Hi Phil
I feel for you! I have actually replaced the soundboard and preserved the bondings of a much loved guitar that got cracked well beyond repair inflight. It is painstaking work, but not actually as difficult as it might appear. It was hand built by Nigel Thornbory of Hampshire UK and has beautiful bindings, including superb mitres which I knew would be beyond my skills at the time to replace, so I couldn't just take the top off using heat and palette knife. This is what I did instead.
1 Routed out the soundboard to about an inch away from the edge, then cut through the braces to complete removal of the general top area (japanese pull saw, but most anything would be fine - you have to accept you will be replacing the braces as well as the top).
2 Used a heatgun (low heat) and a palette knife and chisel to remove the rest of the sound board in small pieces up to and including the purfling (the heat is there to warm the glue and help ensure you don't chip off bits of the kefted lining or the binding by mistake (more skilled people than me might not need the heat - if I was doing it again I would still use the heat; you only get one go). In my case, the guitar needed a neck reset, so I had already removed it. However, I feel confident the material under the fingerboard extension could be removed in the same way. Here you would definitely need heat. Removing the neck when you don't have to is a big step and worth avoiding if at all possible., but you may still feel it is worth removing the neck. This is because removing the top destabilizes the guitar and, in consequence, may well change the neck angle - I had this problem with a Gibson 12 string which needed a new top. Basically, once the top is off, the neck is held by the block, which is now supported only by the back and sides, and you have no idea how much it is flapping about as a result. You could find that you've retopped but the neck angle has changes so much the beck needs resetting. I'd probably take the neck off.
3 I
If you decide to keep the neck on, it should be easy to get underneath
it with palette knives and then cut the top material off level with the
heel block. I would not try to get the top material between the heel
block and the neck out. Instead. I would pare away about 1/8 inch of
that material at each side of the heel block with the aim of inserting the relevant part of the new top into the groove.

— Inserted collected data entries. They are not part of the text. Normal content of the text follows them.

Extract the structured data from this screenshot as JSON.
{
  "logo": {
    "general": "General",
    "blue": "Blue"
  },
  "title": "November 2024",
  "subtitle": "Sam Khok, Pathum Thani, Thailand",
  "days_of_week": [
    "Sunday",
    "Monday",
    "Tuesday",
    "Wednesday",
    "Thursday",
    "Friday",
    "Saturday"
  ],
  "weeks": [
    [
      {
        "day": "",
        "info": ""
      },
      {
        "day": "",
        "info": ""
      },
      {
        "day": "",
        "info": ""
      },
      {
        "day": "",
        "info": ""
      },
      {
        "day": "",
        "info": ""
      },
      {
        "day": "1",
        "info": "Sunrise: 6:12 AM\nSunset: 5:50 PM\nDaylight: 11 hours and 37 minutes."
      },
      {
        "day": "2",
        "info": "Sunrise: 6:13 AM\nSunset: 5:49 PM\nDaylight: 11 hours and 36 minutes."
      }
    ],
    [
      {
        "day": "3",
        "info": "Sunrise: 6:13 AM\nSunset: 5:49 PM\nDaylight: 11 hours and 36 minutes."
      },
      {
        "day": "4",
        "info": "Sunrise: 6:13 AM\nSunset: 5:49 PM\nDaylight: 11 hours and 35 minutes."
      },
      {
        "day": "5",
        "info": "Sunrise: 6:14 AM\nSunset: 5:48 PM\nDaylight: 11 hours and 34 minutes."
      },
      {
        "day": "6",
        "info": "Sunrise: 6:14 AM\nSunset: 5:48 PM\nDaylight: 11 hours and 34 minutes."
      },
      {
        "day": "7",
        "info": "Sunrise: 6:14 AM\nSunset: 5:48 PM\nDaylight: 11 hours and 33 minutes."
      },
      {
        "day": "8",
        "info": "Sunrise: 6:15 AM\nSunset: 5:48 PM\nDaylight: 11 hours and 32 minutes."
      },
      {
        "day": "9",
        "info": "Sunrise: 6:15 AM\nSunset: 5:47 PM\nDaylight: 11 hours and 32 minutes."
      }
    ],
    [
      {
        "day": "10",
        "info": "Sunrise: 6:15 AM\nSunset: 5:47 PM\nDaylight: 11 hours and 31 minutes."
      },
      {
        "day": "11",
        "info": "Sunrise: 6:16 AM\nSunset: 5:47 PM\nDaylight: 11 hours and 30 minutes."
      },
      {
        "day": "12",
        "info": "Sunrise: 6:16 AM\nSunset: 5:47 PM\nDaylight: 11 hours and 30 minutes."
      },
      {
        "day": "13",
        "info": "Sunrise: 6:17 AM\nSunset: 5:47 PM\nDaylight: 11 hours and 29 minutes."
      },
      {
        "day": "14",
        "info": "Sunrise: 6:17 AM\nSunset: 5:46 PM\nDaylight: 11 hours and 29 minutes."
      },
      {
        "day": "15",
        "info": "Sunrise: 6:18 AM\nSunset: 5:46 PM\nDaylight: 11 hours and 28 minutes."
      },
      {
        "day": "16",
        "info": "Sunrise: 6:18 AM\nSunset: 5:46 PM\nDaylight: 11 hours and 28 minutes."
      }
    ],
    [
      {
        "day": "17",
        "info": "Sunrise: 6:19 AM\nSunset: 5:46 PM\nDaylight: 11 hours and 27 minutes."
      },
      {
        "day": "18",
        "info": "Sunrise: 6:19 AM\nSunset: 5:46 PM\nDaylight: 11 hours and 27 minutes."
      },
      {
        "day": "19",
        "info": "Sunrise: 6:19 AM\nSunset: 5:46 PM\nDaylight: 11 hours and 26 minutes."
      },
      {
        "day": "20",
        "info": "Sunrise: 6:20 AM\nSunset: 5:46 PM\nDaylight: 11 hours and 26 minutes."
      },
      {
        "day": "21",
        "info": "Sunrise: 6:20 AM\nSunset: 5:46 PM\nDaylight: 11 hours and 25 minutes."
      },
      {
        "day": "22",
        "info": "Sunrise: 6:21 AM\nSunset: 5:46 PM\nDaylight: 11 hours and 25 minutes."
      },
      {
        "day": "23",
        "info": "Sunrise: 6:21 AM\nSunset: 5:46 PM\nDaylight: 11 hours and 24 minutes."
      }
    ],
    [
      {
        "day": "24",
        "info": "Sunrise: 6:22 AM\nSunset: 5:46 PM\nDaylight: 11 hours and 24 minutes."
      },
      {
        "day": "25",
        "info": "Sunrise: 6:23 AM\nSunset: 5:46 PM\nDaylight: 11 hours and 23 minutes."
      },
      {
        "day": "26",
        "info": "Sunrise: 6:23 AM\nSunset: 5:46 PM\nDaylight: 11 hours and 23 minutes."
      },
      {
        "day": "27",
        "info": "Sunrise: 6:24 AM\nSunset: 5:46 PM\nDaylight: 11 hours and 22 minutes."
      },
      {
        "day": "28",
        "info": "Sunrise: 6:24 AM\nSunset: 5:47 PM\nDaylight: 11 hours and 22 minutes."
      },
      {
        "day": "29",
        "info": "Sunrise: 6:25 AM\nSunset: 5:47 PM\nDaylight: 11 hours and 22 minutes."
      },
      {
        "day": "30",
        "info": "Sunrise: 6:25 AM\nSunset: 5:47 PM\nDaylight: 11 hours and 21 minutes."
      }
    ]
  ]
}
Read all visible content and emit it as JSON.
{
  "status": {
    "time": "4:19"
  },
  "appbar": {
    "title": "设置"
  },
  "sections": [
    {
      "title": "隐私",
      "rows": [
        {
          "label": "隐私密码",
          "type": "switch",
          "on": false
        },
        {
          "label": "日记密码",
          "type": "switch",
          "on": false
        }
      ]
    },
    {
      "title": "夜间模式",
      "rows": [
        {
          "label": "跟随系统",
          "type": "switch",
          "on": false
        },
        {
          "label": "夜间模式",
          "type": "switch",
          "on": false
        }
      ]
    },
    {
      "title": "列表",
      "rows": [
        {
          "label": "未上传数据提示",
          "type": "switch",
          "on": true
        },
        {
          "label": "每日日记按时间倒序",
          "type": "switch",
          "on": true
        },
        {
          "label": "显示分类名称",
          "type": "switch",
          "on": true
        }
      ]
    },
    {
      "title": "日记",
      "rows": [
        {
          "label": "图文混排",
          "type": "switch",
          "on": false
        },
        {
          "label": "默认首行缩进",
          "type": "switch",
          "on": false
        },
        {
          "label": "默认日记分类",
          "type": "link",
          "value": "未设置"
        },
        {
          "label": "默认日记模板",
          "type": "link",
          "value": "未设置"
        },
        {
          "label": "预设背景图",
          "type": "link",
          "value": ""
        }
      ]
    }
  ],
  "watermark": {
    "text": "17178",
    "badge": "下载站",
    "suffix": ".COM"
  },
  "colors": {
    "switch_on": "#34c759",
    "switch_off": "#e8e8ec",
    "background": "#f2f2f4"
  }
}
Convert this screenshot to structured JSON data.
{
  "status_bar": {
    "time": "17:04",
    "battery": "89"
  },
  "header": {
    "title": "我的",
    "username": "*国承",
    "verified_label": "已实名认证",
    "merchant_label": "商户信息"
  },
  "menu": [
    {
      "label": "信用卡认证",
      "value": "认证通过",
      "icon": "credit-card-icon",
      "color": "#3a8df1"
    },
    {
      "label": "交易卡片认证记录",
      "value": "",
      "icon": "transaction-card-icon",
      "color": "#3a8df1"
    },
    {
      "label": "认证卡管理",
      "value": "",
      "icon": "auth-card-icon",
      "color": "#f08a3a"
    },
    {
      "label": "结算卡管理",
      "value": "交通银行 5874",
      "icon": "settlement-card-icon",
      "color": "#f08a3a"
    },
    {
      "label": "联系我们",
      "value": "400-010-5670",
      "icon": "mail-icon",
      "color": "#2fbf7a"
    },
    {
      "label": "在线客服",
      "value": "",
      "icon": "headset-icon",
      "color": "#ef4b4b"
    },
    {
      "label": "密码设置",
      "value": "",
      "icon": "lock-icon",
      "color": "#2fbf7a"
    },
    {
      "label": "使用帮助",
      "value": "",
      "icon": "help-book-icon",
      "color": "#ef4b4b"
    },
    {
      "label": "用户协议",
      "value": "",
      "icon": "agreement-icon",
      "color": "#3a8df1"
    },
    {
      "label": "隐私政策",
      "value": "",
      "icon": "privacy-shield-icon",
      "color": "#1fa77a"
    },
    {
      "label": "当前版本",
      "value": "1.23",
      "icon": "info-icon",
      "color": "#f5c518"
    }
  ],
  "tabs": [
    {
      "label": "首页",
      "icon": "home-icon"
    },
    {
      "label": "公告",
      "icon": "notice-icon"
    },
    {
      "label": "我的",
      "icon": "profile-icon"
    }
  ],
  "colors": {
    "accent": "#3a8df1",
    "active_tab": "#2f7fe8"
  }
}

4 Make a new top (including braces) exactly as you would for a new build. This is the easy part.
5 Cut the top as follows: as near as possible to the size needed to make it fit inside the binding. If the braces on the original were inset into the linings, they should be cut to that size. The top size does not need to be exact, as you will be eventually routing purfling, which will cover any errors, but it has to be close so that there is a good fit on the linings. If you decide to keep the neck on, you should make a small pocket in the top the size of the neck block with additional material to fit into the area you have pared away under the fingerboard extension by the neck block. The pocket should be no longer than the neck block. In other words, the now top is more or less an exact fit except under the fingerboard, where it stops a the heel block and slides into the grooves you have pared away. If you have the neck off and the entire old top off, there's no problem. You just fit it as exactly as you can. This takes multiple checks, paring away tiny amounts of material, regardless of whether the neck is on or off. It's not difficult, but you need to be patient. It cannot be bigger than the perimeter of the binding anywhere, of course.
6 Once you have the best possuble fit, stick it on in the usual way.
7 Rout a channel for the purfling using a cutter offset away from the perimeter by the width of the binding. I would not trust a fancy stewmac style rig for this. I used a dremel both times. The top doesn't have much of a dome and the dremel with a good router base will be fine. Go slowly and remember it is better to be slightly away from the binding rather than cutting into it. You always have another chance if the binding is intact because you can rout again for slightly wider purfling. If you cut into the binding that's harder to rectify. (Obviously it's best to be dead on, and that is doable!). I know this sounds a lot, but I'm just an amateur and I was able to do an exact replacement of the top and herringbone purfling while retaining the ebony binding, just by being slow and careful. If you decided to keep the neck on, the purfling channel near the neck needs to be marked and cut by hand.
8 Finish and position the salvaged bridge or a replacement in the same way as for a new build.
9 All this assumes you have wood bindings. If you have plastic, everything needs to be a lot slower, because you don't want heat buildup as that will end up melting the bindings, not cutting.
Gosh, I think that's it. Looks hard written down, but it's not as bad as you think. With the degree of damage you seem to have to the top, trying to get a top repair that looked OK would be a lot harder - a lot.
Good luck, and if you have any questions. get back to me. I think I took pictures of the process and I can see if I can find them if it helps.
I'm sure more experienced members may have more to offer and more elegant solutions, but this really did work!